Why your script isn’t done until you host a table read
Want to learn the secret of supercharging your screenplay and gaining a huge competitive advantage? We introduce to you the magic of the table read.
So you’ve got your spec script, you collected your feedback, and you’re ready to send to agents / enter in film fests / send to contacts around town. But hold that thought for just one New York minute. Have you heard your words spoken aloud yet? Here at Film Daily we believe the table read is just about the most important part of your screenplay writing and selling process. But guess what? Not many writers actually do a table read.
So what is a table read?
A table read is when you assemble a group of actors together to read through your script. This happens in film production after casting and towards the end of pre-production. Smart writers, however, have been assembling their own table reads for decades, before they even think of selling a script.
And why do I care about table reads?
Do you remember when you were toiling over your script? You labored over every single word: writing, rewriting, and obsessing over how each one sounded in your head. You might have even spoken them out loud, talking to the walls in your garret. But there is a massive difference between talking to yourself and hearing real humans inhabiting characters that are interacting with the words you wrote.
If any parts of your dialog are wooden, clunky, contrived, or just suck, your read-through will illuminate that content. Table reads also help identify script weaknesses such as:
- plot holes
- confusing storylines
- out-of-character behavior, and
- the death of all movies, boring scenes.
Quite simply, the table read is the search-and-destroy method of screenwriting.
I’m sold! How do I make this happen?
In just about every community all over the world, you can meet and connect with local acting groups and schools. Why not approach one of these groups and ply them with a donation and some delicious treats in exchange for dedicating a few hours to your work?

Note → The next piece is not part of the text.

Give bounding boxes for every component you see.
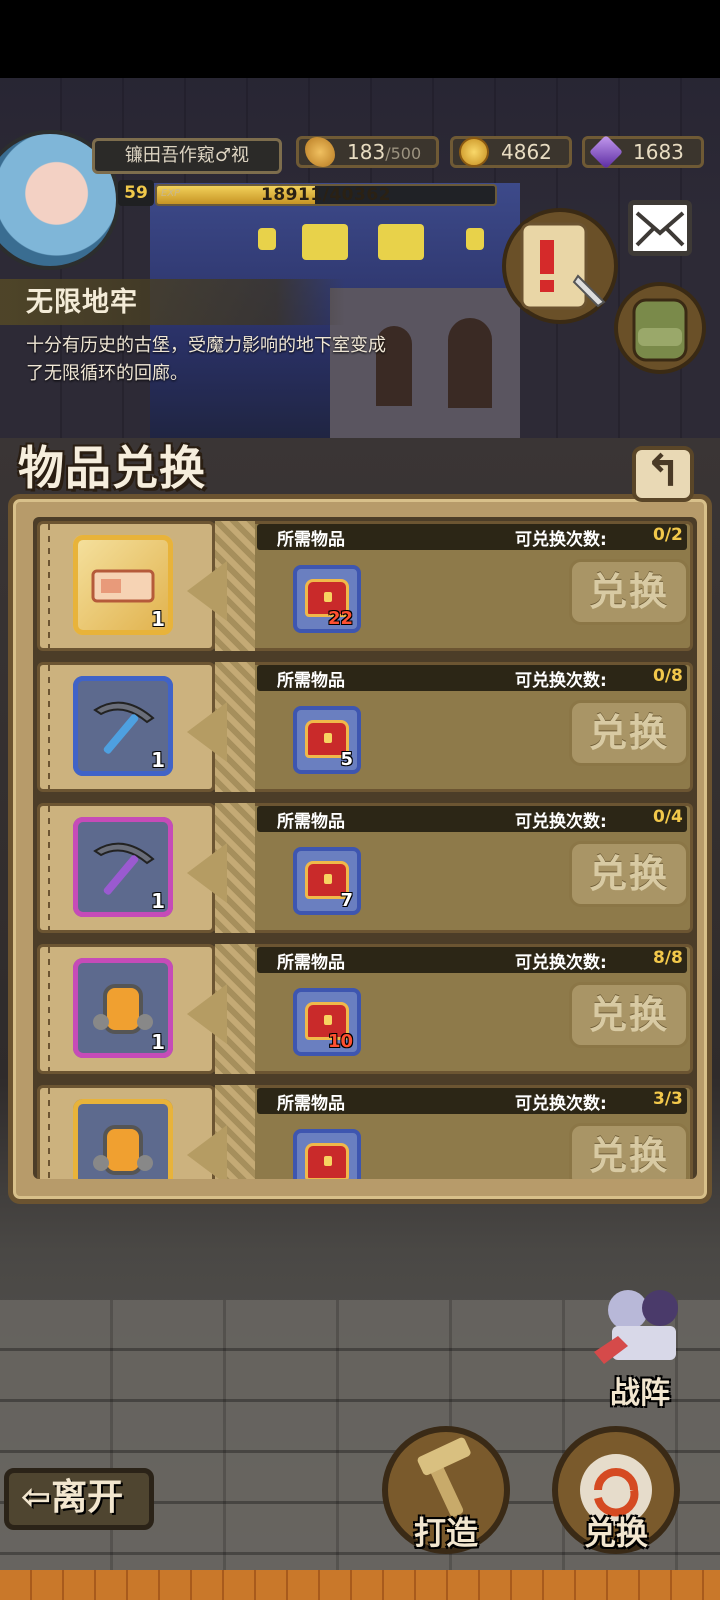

Some scriptwriting “experts” suggest that you don’t really need actors to conduct a table read, that any old friend, family member, or pet will do. We don’t agree with this assertion. A poor reader makes even the best writer sound dull. That isn’t to say you can’t use your contacts, but make sure to pick extroverts with good oration skills. The last thing you want to do is give up ambitions for your script because your cousin Joe mumbled and mispronounced your western.
And finally, if you have a bit of spare cash it’s worth investing in a team of professionals or semi-professionals to do the job. It won’t be incredibly expensive (you can keep it under $250/£200) and you will get your money’s worth. Remember, if you are hoping to sell your script for the going Hollywood rate, it’s a drop in the bucket compared to the money you’ll eventually make.
No matter what approach you take to get the table read together, make sure to record it – filming is even better.
What do I do once the table read is over?
After your table read, host a roundtable discussion with your readers and any experts you invited to listen to the session. Take detailed notes and record the interactions. Ruminate on what you learned for a day or so, then get to work on your script. Be ruthless, but remember you’re not tackling a complete rewrite; you’re just fixing specific spots that don’t quite work.